Nah. The default identity of the network for Vista is "workgroup". Go in to control panel and get it named the SAME as the network that your other computers name. Then you'll find it.
Dr. Bruce, you're right about having to use the same workgroup name, but that's only one part of it. Vista networking isn't brain surgery, but it's more involved than setting up a P2P network in previous versions of Windows.
If you don't reconfigure the Network Location Type and share permissions, folders that you designate as "shared" will not be accessible over the network except to authenticated users who have accounts on the host computer.
One way to bypass a lot of the annoyance is to stash the stuff that you want to share in the
"Public" directory, configure only that folder for network sharing, and then create subfolders for each user's stuff within that one folder. Network sharing of the Public directory is disabled by default, which is sort of counterintuitive, but at least by storing everything to be shared in that one folder, you only have to go through the configuration once.

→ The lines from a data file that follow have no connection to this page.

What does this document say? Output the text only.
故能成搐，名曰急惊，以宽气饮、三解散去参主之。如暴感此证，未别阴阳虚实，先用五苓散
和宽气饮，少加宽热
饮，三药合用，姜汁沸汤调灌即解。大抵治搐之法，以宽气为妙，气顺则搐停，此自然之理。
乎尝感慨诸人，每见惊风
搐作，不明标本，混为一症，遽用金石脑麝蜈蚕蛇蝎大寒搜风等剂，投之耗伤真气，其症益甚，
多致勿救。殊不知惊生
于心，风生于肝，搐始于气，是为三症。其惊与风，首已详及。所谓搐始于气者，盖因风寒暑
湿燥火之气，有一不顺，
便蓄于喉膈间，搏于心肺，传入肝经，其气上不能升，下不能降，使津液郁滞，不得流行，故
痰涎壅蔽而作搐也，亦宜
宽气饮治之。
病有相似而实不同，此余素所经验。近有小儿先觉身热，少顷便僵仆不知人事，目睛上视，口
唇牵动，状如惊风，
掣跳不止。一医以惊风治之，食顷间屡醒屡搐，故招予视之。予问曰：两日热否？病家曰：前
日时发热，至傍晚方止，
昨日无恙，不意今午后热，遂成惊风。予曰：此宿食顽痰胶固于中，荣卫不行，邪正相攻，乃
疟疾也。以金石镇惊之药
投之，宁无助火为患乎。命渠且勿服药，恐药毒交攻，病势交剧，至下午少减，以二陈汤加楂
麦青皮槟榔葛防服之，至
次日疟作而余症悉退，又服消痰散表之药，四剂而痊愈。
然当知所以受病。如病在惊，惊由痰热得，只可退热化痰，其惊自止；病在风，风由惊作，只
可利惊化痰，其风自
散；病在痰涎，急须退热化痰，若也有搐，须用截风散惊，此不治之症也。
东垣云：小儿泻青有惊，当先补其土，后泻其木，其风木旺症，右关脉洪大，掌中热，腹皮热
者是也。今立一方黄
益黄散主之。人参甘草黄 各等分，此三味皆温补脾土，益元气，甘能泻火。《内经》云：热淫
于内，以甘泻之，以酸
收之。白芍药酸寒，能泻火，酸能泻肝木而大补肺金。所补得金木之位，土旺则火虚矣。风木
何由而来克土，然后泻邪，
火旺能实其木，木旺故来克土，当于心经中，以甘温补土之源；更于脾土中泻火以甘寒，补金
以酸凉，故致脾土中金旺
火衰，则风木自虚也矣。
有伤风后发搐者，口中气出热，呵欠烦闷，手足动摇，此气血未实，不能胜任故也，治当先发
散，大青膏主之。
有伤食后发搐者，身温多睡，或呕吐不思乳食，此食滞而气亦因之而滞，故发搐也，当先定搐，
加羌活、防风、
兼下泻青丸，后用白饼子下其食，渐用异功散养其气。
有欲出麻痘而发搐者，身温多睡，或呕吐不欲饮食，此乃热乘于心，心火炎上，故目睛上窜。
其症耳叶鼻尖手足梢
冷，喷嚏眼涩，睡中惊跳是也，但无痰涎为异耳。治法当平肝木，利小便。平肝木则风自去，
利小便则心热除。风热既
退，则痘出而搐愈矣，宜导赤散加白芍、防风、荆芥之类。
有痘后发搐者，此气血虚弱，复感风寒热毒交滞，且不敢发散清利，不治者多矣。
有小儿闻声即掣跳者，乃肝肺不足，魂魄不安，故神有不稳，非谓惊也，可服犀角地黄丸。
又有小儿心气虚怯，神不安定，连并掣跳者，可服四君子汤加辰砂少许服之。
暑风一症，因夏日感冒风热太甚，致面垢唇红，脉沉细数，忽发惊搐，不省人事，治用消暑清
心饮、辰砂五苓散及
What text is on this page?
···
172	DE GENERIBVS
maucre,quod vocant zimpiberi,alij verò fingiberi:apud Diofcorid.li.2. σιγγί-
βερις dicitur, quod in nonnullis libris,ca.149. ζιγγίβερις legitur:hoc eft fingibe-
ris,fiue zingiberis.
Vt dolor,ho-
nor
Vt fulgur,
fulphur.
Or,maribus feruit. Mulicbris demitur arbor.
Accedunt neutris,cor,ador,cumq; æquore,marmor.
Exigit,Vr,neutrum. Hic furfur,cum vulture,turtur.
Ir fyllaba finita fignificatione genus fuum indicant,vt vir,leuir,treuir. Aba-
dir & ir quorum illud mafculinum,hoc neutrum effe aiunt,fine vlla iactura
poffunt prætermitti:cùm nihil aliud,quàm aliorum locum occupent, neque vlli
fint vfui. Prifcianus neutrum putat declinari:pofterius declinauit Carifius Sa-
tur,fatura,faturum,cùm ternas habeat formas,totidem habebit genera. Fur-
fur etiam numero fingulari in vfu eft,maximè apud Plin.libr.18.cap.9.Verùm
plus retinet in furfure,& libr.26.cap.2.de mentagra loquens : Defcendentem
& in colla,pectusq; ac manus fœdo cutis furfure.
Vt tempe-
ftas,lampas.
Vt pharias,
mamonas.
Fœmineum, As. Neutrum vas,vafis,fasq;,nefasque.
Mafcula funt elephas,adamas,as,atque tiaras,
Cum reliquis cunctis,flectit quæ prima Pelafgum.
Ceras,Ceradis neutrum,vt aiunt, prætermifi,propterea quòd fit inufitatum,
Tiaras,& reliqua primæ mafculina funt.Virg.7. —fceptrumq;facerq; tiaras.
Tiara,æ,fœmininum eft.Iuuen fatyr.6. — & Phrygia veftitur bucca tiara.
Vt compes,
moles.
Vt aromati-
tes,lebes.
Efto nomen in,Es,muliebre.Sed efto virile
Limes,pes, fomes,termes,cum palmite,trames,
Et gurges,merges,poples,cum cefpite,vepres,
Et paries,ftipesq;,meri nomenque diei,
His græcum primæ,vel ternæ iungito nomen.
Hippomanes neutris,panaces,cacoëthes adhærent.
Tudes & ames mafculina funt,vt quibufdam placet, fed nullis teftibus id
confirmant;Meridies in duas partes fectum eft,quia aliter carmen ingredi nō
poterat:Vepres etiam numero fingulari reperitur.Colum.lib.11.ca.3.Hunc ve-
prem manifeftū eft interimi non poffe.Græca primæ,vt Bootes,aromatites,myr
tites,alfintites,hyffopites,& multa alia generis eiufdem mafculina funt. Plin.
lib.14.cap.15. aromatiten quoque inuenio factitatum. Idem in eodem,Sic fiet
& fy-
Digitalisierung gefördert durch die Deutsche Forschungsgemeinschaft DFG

But what I'm moving toward more and more these days is just using RAIDed NAS for home network storage. RAIDed enclosures are getting so cheap these days that they're well within the reach of most families; the RAID mirroring provides a measure of redundancy; and because most of them run on Samba on embedded Linux, the NAS itself is pretty much immune to malware. So even when the users trash their computers with viruses and spyware, the stored data usually remains safe.